Notebook posts
I’m going to try and write a bit more, blatantly stealing the idea from David MacIver’s Notebook. The main idea is just to have a blog – or in my case, a section of my blog – dedicated to low-effort just-get-something-out writing.
After all, quantity frequently beats quality in terms of building skill:
The ceramics teacher announced on opening day that he was dividing the class into two groups. All those on the left side of the studio, he said, would be graded solely on the quantity of work they produced, all those on the right solely on its quality. His procedure was simple: on the final day of class he would bring in his bathroom scales and weigh the work of the “quantity” group: fifty pound of pots rated an “A”, forty pounds a “B”, and so on.

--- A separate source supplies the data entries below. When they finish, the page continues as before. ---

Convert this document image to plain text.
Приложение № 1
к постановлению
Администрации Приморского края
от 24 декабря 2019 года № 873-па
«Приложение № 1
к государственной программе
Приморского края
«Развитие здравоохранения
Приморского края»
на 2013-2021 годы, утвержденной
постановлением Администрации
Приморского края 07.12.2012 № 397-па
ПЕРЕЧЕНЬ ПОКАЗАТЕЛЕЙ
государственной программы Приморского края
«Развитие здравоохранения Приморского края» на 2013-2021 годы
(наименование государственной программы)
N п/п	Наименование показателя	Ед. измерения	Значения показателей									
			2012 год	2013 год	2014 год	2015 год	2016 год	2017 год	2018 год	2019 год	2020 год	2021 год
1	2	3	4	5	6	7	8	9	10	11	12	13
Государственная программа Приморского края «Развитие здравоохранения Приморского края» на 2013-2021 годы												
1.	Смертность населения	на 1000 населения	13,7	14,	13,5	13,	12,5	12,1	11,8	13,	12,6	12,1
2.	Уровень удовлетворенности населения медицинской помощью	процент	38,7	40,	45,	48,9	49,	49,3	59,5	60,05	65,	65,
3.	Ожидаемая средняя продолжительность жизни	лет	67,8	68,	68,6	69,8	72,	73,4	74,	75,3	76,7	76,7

Those being graded on “quality”, however, needed to produce only one pot - albeit a perfect one - to get an “A”.
Well, came grading time and a curious fact emerged: the works of highest quality were all produced by the group being graded for quantity. It seems that while the “quantity” group was busily churning out piles of work - and learning from their mistakes - the “quality” group had sat theorizing about perfection, and in the end had little more to show for their efforts than grandiose theories and a pile of dead clay.
Almost certainly apocryphal, but I think the maxim is correct in some cases.
All these posts will be tagged with ‘notebook’ to distinguish them from my (non-existent) main blog output.
I’m also maybe going to try another of David’s writing tips, which is to take random prompts from a book, but we’ll see how that goes.